Sometimes you have to resist working on your strengths in favour of your weaknesses. The decathlon requires a wide range of skills.
In sport, if you want to be the best you have to compete against the best - I would much rather have come tenth and be judged against everyone than come first and be judged against just a few.
If you work hard in real life, people tend to get in your way - either from inertia or prejudice - and they stop you achieving things. It's the worst thing about real life compared with sports, where you generally get what you deserve: if you're the fastest guy, you win; there are no other games being played.

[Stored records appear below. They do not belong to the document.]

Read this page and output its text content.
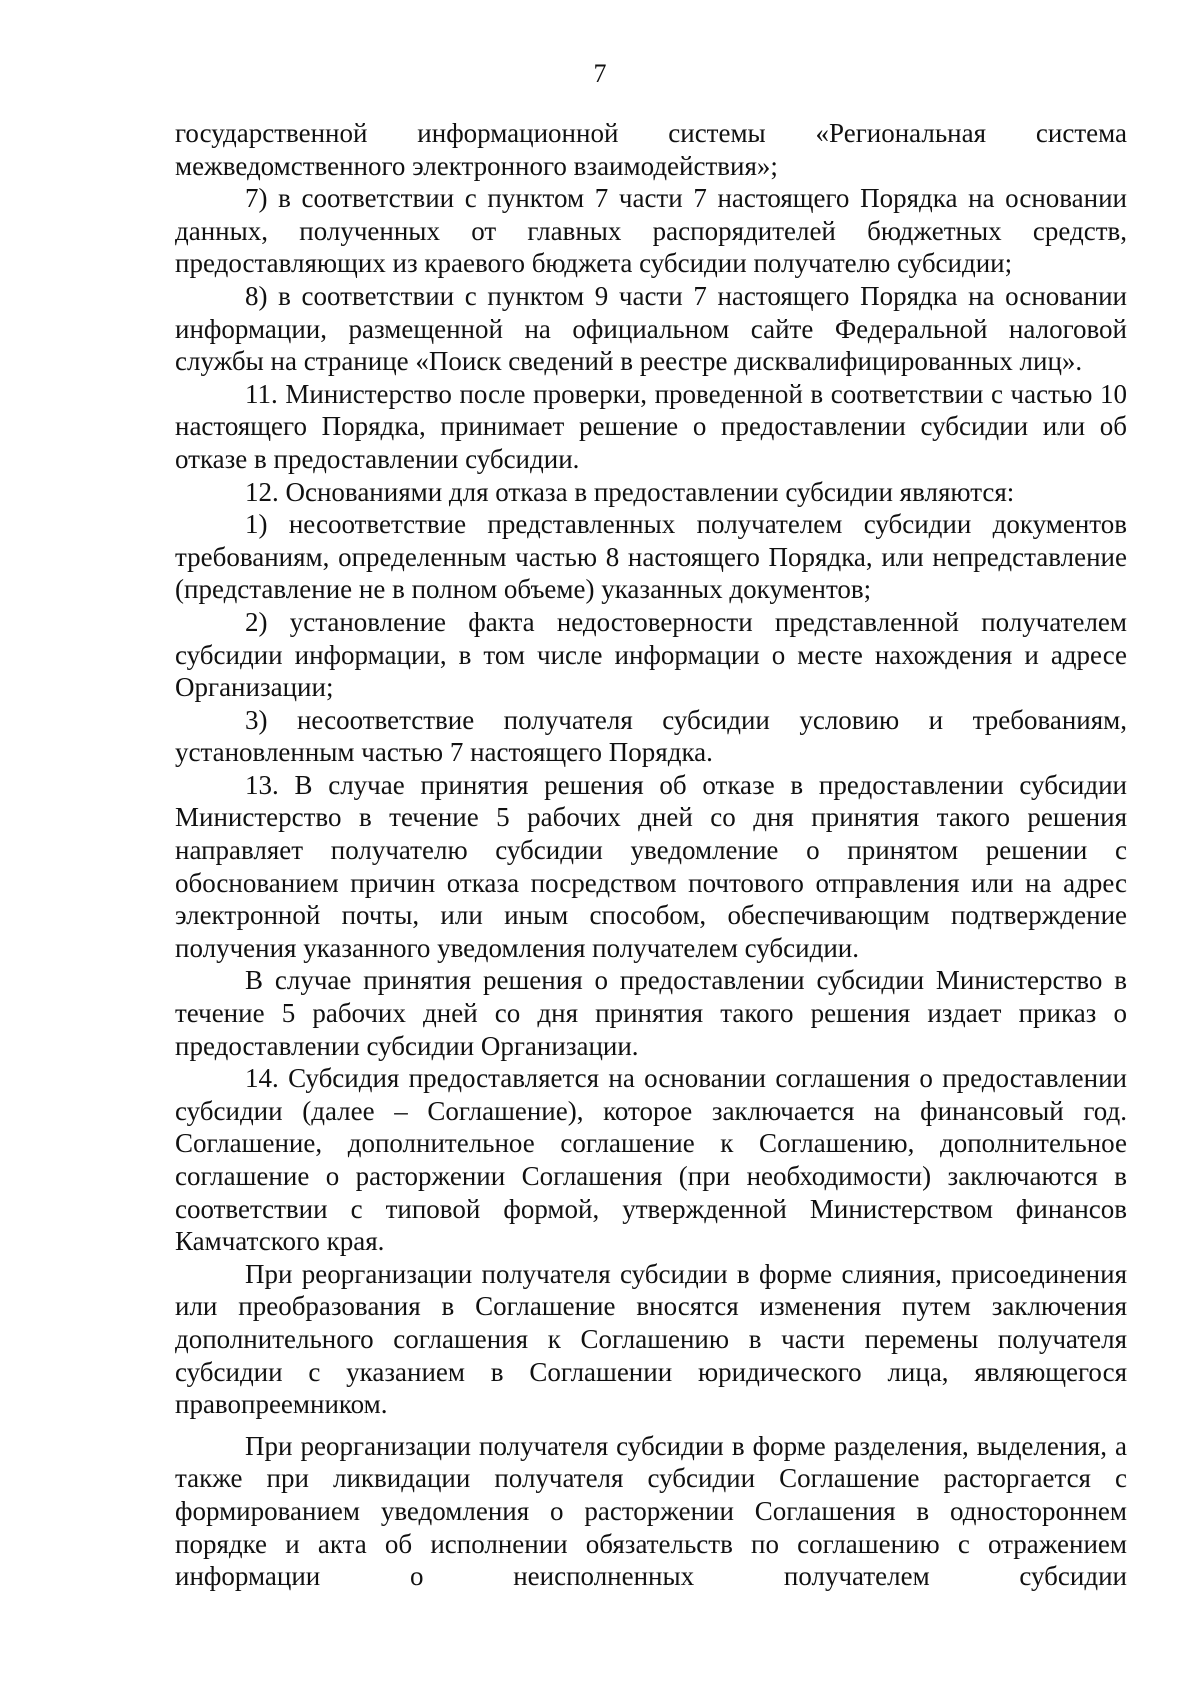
7

государственной информационной системы «Региональная система межведомственного электронного взаимодействия»;

7) в соответствии с пунктом 7 части 7 настоящего Порядка на основании данных, полученных от главных распорядителей бюджетных средств, предоставляющих из краевого бюджета субсидии получателю субсидии;

8) в соответствии с пунктом 9 части 7 настоящего Порядка на основании информации, размещенной на официальном сайте Федеральной налоговой службы на странице «Поиск сведений в реестре дисквалифицированных лиц».

11. Министерство после проверки, проведенной в соответствии с частью 10 настоящего Порядка, принимает решение о предоставлении субсидии или об отказе в предоставлении субсидии.

12. Основаниями для отказа в предоставлении субсидии являются:

1) несоответствие представленных получателем субсидии документов требованиям, определенным частью 8 настоящего Порядка, или непредставление (представление не в полном объеме) указанных документов;

2) установление факта недостоверности представленной получателем субсидии информации, в том числе информации о месте нахождения и адресе Организации;

3) несоответствие получателя субсидии условию и требованиям, установленным частью 7 настоящего Порядка.

13. В случае принятия решения об отказе в предоставлении субсидии Министерство в течение 5 рабочих дней со дня принятия такого решения направляет получателю субсидии уведомление о принятом решении с обоснованием причин отказа посредством почтового отправления или на адрес электронной почты, или иным способом, обеспечивающим подтверждение получения указанного уведомления получателем субсидии.

В случае принятия решения о предоставлении субсидии Министерство в течение 5 рабочих дней со дня принятия такого решения издает приказ о предоставлении субсидии Организации.

14. Субсидия предоставляется на основании соглашения о предоставлении субсидии (далее – Соглашение), которое заключается на финансовый год. Соглашение, дополнительное соглашение к Соглашению, дополнительное соглашение о расторжении Соглашения (при необходимости) заключаются в соответствии с типовой формой, утвержденной Министерством финансов Камчатского края.

При реорганизации получателя субсидии в форме слияния, присоединения или преобразования в Соглашение вносятся изменения путем заключения дополнительного соглашения к Соглашению в части перемены получателя субсидии с указанием в Соглашении юридического лица, являющегося правопреемником.

При реорганизации получателя субсидии в форме разделения, выделения, а также при ликвидации получателя субсидии Соглашение расторгается с формированием уведомления о расторжении Соглашения в одностороннем порядке и акта об исполнении обязательств по соглашению с отражением информации о неисполненных получателем субсидии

People don't want to serve apprenticeships any more. Kids expect to be paid and treated really well and all that guff before they've achieved anything. It doesn't work like that. You have to spend five or six years being relatively rubbish and put up with it. For that you don't deserve to be getting lottery money.
Kids have been let down by adults - we've tried to give them too much, we've tried not to impose discipline. We've tried to make their lives easier and, in doing so, we've taken something away from them. Kids like boundaries, they also like to be pushed, need to learn what failure is all about, need guidance.
I was in the doldrums for a while after my athletics career ended in 1992. I spent six to eight hours a day training, for 18 years, and it took a long time to get over the regret that I wasn't competing in major championships any more. All I ever wanted to be was the best. But I find new projects and I keep things in perspective.
Kids are starting at such a low base rate in terms of fitness that it's taking them years to catch up to where people like me started from. Every little bit is making it more difficult for kids to succeed on a world stage.